In May 2018, the team won the Florida regional Marine Advanced Technology Education (MATE) competition, beating out over 27 other high school teams. That netted them a shot at the at the International MATE ROV Ranger Competition held in the Tacoma-area city of Federal Way, Washington in late June.
Accompanied by Lee and their respective families, Smithsonian STEM ROV team participated alongside 65 high school and college teams from 19 countries, including 31 other American regional teams. During the competition, teams are tasked with putting their robots through several underwater skills challenges that simulate real-world situations a working ROV might be expected to handle.

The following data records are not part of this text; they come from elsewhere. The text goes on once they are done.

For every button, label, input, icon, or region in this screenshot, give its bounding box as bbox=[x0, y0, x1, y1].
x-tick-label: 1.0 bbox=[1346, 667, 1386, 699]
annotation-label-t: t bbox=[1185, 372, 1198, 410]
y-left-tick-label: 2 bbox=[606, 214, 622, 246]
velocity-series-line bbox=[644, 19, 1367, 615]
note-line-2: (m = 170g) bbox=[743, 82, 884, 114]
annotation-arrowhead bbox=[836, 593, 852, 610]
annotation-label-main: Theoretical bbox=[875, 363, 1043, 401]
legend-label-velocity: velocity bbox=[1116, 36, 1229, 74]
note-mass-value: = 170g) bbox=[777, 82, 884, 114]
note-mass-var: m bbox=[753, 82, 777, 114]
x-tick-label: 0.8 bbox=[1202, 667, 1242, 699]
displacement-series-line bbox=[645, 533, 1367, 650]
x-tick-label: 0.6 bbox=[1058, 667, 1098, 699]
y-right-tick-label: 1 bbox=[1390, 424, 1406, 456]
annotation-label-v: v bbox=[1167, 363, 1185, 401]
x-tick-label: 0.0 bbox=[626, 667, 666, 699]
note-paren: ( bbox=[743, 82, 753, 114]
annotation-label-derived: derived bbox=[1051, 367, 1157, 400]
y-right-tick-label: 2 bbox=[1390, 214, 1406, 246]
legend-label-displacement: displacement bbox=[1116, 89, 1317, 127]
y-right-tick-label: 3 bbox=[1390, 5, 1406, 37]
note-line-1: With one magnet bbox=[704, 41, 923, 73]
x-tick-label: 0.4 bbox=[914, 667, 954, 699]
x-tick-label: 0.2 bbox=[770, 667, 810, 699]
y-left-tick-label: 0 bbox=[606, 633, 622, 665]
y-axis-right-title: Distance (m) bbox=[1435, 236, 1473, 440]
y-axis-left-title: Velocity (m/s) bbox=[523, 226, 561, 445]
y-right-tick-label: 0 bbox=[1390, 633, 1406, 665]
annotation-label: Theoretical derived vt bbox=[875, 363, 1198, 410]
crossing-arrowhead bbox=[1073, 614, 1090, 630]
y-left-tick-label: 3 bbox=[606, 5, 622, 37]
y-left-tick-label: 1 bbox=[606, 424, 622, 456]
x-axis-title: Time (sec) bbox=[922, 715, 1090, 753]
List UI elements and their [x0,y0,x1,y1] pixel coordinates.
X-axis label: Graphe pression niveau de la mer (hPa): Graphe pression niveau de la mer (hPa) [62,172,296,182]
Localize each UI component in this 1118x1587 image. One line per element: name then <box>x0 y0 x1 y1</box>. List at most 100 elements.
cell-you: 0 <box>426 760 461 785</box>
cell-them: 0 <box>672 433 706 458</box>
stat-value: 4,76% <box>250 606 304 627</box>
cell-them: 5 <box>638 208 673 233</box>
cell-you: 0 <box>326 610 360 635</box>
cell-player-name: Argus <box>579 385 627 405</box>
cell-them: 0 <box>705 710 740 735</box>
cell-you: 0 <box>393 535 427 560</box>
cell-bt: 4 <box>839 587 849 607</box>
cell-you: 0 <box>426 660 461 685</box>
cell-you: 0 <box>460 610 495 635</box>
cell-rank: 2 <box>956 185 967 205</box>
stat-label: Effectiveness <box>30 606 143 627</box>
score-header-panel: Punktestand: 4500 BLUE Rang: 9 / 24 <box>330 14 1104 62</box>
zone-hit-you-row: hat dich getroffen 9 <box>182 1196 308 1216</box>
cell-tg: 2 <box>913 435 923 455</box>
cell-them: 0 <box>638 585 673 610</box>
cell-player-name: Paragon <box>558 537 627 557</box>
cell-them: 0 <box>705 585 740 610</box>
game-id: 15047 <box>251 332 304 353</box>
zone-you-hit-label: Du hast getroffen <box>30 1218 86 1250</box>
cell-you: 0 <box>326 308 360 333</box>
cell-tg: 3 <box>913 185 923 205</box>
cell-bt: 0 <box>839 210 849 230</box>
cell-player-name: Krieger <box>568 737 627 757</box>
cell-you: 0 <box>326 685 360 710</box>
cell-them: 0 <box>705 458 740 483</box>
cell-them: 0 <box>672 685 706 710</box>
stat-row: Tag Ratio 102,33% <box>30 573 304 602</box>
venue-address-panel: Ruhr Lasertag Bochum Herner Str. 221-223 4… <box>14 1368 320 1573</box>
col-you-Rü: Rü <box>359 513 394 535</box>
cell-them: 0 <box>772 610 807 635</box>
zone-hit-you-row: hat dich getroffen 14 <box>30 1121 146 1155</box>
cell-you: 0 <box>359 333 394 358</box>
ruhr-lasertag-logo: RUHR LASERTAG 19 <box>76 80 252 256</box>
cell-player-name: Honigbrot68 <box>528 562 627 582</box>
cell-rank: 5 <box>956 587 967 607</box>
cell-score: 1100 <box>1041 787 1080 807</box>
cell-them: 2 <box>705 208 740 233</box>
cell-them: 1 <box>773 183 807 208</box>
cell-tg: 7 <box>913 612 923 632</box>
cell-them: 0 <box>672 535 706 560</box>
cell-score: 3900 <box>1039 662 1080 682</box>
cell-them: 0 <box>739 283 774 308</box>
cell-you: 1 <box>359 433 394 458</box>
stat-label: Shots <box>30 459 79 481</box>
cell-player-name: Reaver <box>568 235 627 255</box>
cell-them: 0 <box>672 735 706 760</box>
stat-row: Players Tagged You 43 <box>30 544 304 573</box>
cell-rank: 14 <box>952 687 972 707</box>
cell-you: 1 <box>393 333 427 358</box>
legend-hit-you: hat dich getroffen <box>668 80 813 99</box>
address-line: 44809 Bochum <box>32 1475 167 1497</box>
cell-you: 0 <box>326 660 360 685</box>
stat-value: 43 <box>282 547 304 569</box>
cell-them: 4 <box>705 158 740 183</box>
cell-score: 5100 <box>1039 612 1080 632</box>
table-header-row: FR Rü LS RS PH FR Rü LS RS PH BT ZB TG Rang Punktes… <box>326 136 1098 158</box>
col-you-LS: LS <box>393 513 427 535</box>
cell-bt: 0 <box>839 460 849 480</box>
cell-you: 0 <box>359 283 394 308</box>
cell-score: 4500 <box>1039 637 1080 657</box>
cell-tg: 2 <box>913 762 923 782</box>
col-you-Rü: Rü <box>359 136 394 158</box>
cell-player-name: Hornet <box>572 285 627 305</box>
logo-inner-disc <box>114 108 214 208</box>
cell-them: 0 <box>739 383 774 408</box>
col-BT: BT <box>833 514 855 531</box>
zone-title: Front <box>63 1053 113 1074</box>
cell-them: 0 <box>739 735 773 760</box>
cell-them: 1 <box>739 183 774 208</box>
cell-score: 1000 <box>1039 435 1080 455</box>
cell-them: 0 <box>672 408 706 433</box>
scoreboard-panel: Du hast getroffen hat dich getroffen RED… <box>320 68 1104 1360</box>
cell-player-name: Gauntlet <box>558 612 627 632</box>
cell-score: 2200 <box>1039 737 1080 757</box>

This year’s challenges included recovering a simulated engine from a crashed World War 2 bomber after calculating its likely position in the water given a set of trajectory points; installing a mock tidal power-generating turbine, such as those currently being deployed in the Puget Sound; and taking and placing seagrass sample plugs.
Lee noted that though the event is called a competition, the teams aren’t pitting their robots against one another, battle-bots style, but maximizing their individual team scores. “Teams just flat out helped each other,” he said.
And it’s also not just an engineering challenge: teams are expected to give an oral presentation of their design approach, as well as present a business plan for the manufacture, market and sales of their ROV product.
“That’s the neat thing about this competition: it’s not just the geeky side of building the robot and driving it around,” said Lee. “The students had to form a company with officers and a budget, and also give an engineering talk about how the sub works and how they designed for all the different skills. So it’s really all-encompassing.”
Lee guided the intern team through the technical build-out and any issues the students had with fabrication, but they did all the hands-on work of building the robot, its power supply, figuring out buoyancy, control and guidance. Bennett’s mother, also named Emma, coached the team through the skills they’d need to present effective oral and written sessions.
And though the team needed hands-on help in past years due to their youth and inexperience, Lee said that was definitely not the case this year.
“It’s been amazing to see just how much these students have matured and are now thinking much more critically,” Lee said. “After three years together, they’re thinking a lot more about anticipating problems and ready to do a workaround. It was all them.”